The early influenza activity and resulting increase in demand for vaccine have raised questions regarding supply and distribution of influenza vaccine. Vaccine manufacturers produced and distributed 32 million doses of the 1991-92 influenza vaccine for civilian use, a 12.7% increase over doses produced during the 1990-91 season (CDC, unpublished data). Each year since 1985, 85% or more of influenza vaccine doses have been distributed to private physicians and health organizations, with the remainder being distributed to the public sector (federal, state, and local health departments and programs), resulting in wide variation in distribution and use of the vaccine (CDC, unpublished data). In response to reports of vaccine shortages in some areas, representatives of CDC, the Pharmaceutical Manufacturers Association, the Food and Drug Administration, and the companies that manufacture influenza vaccine are assessing vaccine supply, distribution, and the possibility of redistributing vaccine from areas of surplus to areas reporting a shortage.

Persons at increased risk for complications of influenza include those who are aged greater than or equal to 65 years; residents of chronic-care facilities; persons with chronic pulmonary (including asthma) or cardiovascular disorders; persons who require regular medical care or have been hospitalized because of chronic metabolic diseases (including diabetes), renal dysfunction, hemoglobinopathies, or immunosuppression (including that caused by medications and human immunodeficiency virus); and children and teenagers receiving long-term aspirin therapy (who may be at risk for developing Reye syndrome after influenza) (6). Although most publicly funded vaccination campaigns have been completed and most persons at high risk should have been vaccinated by December 1, the 1991-92 vaccine can be administered throughout the winter, and efforts to vaccinate high-risk persons and their contacts should be continued by health-care providers, especially private physicians, until influenza activity has begun to decline in the community. Amantadine may be used as an adjunct to vaccine, or alone if vaccine is contraindicated or unavailable, for prophylaxis against or treatment of influenza A infection, especially in high-risk persons (4,6).

References

  1. CDC. Update: influenza activity--United States, 1991-92. MMWR 1991;40:809-10.

  2. Arden NH, Patriarca PA, Fasano MB, et al. The roles of vaccination and amantadine prophylaxis in controlling an outbreak of influenza A(H3N2) in a nursing home. Arch Intern Med 1988;148:865-8.

  3. Goodman RA, Orenstein WA, Munro TF, et al. Impact of influenza A in a nursing home. JAMA 1982;247:1451-3.

  4. CDC. Control of influenza A outbreaks in nursing homes: amantadine as an adjunct to vaccine--Washington, 1989-90. MMWR 1991;40:841-4.

  5. CDC. Update: influenza--United States, 1989-90. MMWR 1990;39:157-9.

  6. ACIP. Prevention and control of influenza: recommendations of the Immunization Practices Advisory Committee (ACIP). MMWR 1991;40(no. RR-6).

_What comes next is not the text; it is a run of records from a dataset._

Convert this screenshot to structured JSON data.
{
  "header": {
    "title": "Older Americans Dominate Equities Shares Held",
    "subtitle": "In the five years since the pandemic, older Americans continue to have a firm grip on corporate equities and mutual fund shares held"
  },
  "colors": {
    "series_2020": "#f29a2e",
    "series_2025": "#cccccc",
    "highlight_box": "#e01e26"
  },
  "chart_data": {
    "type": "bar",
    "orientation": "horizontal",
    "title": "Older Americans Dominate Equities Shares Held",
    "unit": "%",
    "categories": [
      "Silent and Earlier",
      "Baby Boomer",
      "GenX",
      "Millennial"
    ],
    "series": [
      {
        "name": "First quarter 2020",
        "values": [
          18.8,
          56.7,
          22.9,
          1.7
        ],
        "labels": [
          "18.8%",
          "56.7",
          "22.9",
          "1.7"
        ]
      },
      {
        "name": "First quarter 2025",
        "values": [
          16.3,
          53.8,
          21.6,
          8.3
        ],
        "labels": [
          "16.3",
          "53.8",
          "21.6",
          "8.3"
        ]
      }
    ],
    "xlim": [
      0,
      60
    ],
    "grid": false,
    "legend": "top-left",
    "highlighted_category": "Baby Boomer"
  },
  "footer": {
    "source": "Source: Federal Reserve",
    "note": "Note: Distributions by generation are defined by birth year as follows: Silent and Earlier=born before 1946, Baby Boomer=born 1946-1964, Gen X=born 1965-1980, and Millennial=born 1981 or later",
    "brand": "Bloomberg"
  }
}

*Levels of ILI or culture-confirmed influenza activity are reported by state and territorial health department epidemiologists. Levels of activity are: 1) sporadic--sporadically occurring ILI or culture-confirmed influenza, with no outbreaks detected; 2) regional--outbreaks of ILI or culture-confirmed influenza in counties having a combined population of less than 50% of the state's total population; 3) widespread--outbreaks of ILI or culture-confirmed influenza in counties having a combined population of greater than or equal to 50% of the state's total population.